China's State Council has approved a merger between China National Machinery Industry Corporation (Sinomach) and textile giant China Hi-Tech Group Corporation, an official statement announced Thursday.
The textile conglomerate has become a wholly-owned subsidiary of equipment manufacturing group Sinomach, and will no longer be directly supervised by the State-owned Assets Supervision and Administration Commission (SASAC), according to the statement released on SASAC's website.
The news brought down the number of central state-owned enterprises (SOEs) to 101. The SASAC has planned to reduce the number of central SOEs to under 100 as part of ongoing reforms to improve the efficiency of the companies.
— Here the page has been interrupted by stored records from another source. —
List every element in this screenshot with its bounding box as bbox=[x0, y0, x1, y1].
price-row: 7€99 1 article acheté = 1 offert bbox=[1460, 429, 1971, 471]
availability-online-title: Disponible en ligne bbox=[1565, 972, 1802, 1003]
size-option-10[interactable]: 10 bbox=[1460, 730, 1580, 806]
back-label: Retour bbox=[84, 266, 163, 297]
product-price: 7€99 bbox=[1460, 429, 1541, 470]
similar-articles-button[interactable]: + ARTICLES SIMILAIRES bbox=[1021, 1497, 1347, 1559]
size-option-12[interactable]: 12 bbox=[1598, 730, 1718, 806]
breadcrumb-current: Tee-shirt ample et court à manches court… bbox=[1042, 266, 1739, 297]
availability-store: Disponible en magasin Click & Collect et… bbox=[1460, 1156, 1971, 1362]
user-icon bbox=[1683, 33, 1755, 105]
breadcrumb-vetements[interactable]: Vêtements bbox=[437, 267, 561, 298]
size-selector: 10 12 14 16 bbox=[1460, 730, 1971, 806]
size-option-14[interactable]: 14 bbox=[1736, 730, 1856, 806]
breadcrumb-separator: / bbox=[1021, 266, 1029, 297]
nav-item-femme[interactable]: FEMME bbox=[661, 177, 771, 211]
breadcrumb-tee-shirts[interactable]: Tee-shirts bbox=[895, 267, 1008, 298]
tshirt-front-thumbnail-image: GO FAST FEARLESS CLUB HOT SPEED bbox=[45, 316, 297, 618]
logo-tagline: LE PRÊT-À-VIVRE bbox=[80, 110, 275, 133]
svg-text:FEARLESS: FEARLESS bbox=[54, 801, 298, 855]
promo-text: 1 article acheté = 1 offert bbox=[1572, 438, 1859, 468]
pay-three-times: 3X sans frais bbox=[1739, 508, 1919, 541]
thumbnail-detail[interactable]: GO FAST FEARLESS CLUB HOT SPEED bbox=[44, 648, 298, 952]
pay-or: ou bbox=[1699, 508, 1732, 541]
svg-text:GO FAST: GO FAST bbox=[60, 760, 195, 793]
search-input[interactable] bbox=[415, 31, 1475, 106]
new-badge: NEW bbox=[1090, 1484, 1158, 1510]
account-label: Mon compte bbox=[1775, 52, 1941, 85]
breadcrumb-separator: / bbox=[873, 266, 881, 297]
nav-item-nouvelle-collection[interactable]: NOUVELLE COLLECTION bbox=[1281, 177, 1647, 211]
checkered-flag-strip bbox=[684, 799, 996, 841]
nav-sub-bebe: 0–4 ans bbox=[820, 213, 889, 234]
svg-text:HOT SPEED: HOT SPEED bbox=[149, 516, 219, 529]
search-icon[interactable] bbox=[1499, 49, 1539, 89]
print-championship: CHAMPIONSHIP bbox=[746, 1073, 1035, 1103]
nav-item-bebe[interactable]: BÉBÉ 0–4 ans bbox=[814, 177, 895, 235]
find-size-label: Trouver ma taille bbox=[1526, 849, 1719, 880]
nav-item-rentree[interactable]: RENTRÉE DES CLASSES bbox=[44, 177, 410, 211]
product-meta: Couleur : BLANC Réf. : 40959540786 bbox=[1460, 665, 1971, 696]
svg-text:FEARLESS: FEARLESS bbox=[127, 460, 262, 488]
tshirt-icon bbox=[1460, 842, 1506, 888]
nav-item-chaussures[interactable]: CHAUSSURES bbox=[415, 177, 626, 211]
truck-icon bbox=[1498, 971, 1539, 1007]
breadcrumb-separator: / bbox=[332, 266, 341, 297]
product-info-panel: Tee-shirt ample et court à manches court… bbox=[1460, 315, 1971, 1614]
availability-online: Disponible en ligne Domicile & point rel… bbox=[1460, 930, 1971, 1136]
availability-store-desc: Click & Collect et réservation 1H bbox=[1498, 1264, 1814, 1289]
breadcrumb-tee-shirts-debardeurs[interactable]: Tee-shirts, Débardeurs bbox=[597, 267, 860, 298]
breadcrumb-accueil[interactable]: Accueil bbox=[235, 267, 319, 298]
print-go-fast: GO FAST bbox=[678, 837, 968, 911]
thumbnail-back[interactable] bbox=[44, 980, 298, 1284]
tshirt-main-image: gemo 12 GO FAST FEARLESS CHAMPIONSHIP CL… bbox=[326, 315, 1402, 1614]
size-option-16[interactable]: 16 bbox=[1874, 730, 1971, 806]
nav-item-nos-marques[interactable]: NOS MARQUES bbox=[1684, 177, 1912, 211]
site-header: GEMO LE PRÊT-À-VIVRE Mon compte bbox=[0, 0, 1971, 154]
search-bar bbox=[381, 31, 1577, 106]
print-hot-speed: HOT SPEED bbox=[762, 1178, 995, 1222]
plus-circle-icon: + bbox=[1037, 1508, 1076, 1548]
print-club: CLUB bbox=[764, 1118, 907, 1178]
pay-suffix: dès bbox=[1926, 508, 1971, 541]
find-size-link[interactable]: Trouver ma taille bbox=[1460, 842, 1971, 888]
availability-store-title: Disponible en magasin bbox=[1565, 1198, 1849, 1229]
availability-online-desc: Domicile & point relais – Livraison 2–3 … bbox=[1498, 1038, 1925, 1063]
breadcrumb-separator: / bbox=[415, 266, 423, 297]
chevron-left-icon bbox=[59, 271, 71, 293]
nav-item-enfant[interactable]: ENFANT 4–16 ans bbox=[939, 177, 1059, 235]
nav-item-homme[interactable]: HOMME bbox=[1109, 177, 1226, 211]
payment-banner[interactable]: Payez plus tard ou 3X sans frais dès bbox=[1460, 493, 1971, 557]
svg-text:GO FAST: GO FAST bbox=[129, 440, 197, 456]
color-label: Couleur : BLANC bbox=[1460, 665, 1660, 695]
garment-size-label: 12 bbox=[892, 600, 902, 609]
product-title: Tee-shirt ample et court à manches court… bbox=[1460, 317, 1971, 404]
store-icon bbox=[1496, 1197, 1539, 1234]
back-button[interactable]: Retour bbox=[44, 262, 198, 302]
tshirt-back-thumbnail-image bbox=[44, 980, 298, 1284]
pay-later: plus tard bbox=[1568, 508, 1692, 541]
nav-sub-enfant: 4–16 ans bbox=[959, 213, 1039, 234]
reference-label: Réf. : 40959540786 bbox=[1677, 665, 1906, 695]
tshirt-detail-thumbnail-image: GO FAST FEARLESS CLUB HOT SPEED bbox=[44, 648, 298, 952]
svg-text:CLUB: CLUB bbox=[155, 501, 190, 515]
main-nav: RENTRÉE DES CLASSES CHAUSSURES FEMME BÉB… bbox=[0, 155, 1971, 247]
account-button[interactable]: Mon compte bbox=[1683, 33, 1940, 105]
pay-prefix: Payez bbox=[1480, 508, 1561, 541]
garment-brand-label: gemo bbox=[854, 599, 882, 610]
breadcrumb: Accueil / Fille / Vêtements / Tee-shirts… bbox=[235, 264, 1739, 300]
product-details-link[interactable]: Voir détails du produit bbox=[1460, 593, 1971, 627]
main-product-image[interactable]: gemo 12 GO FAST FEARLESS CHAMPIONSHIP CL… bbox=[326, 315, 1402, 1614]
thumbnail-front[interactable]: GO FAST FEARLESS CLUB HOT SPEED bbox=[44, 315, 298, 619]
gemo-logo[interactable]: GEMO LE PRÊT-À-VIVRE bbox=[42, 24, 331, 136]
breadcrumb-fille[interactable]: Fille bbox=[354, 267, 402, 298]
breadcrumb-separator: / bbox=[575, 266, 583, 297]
China is determined to improve the efficiency of SOEs through reform and restructuring. /VCG Photo
China is determined to improve the efficiency of SOEs through reform and restructuring. /VCG Photo
The merger bodes well with the country's aim to raise the competitiveness of SOEs, bringing technology and research capabilities to China Hi-Tech Group and similar companies that are part of an industry beset by shrinking revenues, said Li Jin, chief researcher with the China Enterprise Research Institute.
In afternoon trading, the shares of subsidiaries under the two companies rose as investors were optimistic about the synergy resulting from the merger.
Jingwei Textile Machinery Company, a subsidiary of China Hi-Tech Group, for example, jumped more than five percent following the news of the merger.